インタビュー

九十九恭子 役 本仮屋ユイカ さん

10月19日 公開

台本を読んだ感想をお願いします。

 「これが今の日本なのか?」と、とても驚いた内容も多く、衝撃的なエピソードもありました。そして今回、社会派ドラマというものを真っ向から手がける作品に携われることは光栄です。

衝撃的だと思ったエピソードを具体的に教えてください。

 親が子供を洗濯機に入れるという行為がありましたが、子供をそんな危険な目にあわせる親がいることが信じられないです。でもこれだけ日本が行き詰まっているんだ、そういう所まで来ているという感じを受けました。誰かに「助けて」と言える余裕がないという今の日本は、こんなに息苦しいのだと思いました。

九十九恭子役について、演じてあらためて感じたことはありますか?

 台本を読んでいると、恭子は「許せない」というフレーズをたくさん言っていて、登場するときはいつも怒っていますし、人間の許せないという感情の部分を担当している役なんだと思ったんです。でも、許せないという感情はもちろん私にもありますが、そんなに根深く熱く思い続けることはできないと思うんです。なので、それだけ長くエネルギーを注げる恭子は逆に愛情深いのだなと感じました。母親に対して、認められたかったし、愛されたかった気持ちの部分がずっともやもやしている恭子ですが、私が恭子の立場なら、もっと疎遠になる可能性もありえるほどのわだかまりがあったと思うんです。一生逢わないという選択もあった中、彼女は家に来て母親と会話をするんです。このことから愛情深く、そしてタフで粘り強い人だという印象です。

真矢さんと共演しての印象をお願いします。

 真矢さんはいつでも自分の心の扉を開けていられる懐の深い方だと思います。人間だからいろんなコンディションがあると思いますが、それを感じさせない、いつでもニュートラルで、オープンでいられるというのはすごいと思っています。私が言うのもおこがましいですが、さくらさんにピッタリな方だと思います。

真矢さん演じるさくらと恭子の親子関係が今後どうなっていくのか楽しみです。

 たった2人の家族だから反発して嫌だなと思っている一面もありますが、母親に絶大なる信頼と絆もあると思います。女性同士ですし、その絆は深くて太いと私は信じて演じているんです。母娘の関係性が今後どうなっていくかというのが私も本当に楽しみで、その時々で感じるものを大切にしながら、ひとつひとつのシーンを成立していこうと思います。

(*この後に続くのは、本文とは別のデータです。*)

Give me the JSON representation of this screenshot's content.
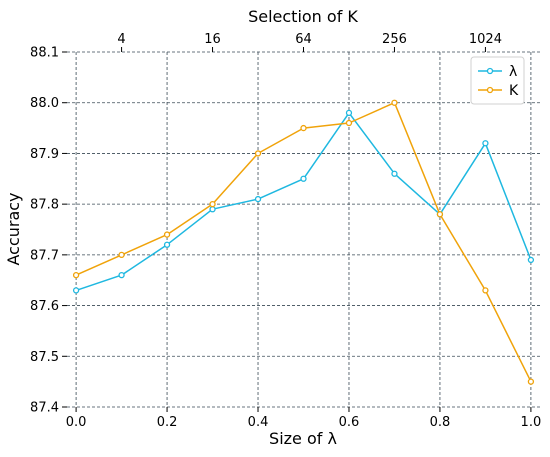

思い出に残っている、心がほっこりする料理等を教えてください。

 私、餃子が好きなんです。一人暮らしなので時間がある時だけ作りますが、でもあまり家ではやらなくなってきたんですね。そんな中、沖縄に住むいとこの家に行くと、小学校一年生のいとこが、「ユイちゃんと言えば餃子だから、餃子一緒に作ろう」って、誘ってくれます。私にとっては、沖縄という場所で優しい親戚に囲まれて、自分に帰れる場所であり、いとこと一緒に作る餃子がパワーフードです。

パワーフードの話が出たところで、本仮屋さんの美の秘訣、可愛らしく居続けている努力みたいなものがありましたら聞かせてください。

 「機嫌よくいられるようにする」です。芸能界には綺麗で可愛らしい方がたくさんいますが、不機嫌だとどんなに綺麗で可愛い方でも魅力は半減してしまうと思います。私は体が元気だと機嫌がいいような気がします。なので、毎晩ストレッチは欠かさないようにしています。また、自分のパフォーマンスが最大限よくできたなと思うと機嫌よくいられるので、そのためにたくさん練習をするなど、機嫌よくいられるベース作りはしています。

最後に、視聴者の方にメッセージをお願いします。

 観終わった後に、人と人が繋がるっていいな、真っ当に生きられるのは幸せだな等、そういう温かさを感じるドラマだと思います。ただ、そこにたどり着くまでには壮絶なエピソードがたくさんあり、観た方は考えさせられる部分も多いのではと思います。さくらさんが行っていることがより自然に視聴者の方に受け入れられるように、恭子という存在があると思っていて、自分のホームという場所を考えることができるドラマになればとても嬉しいです。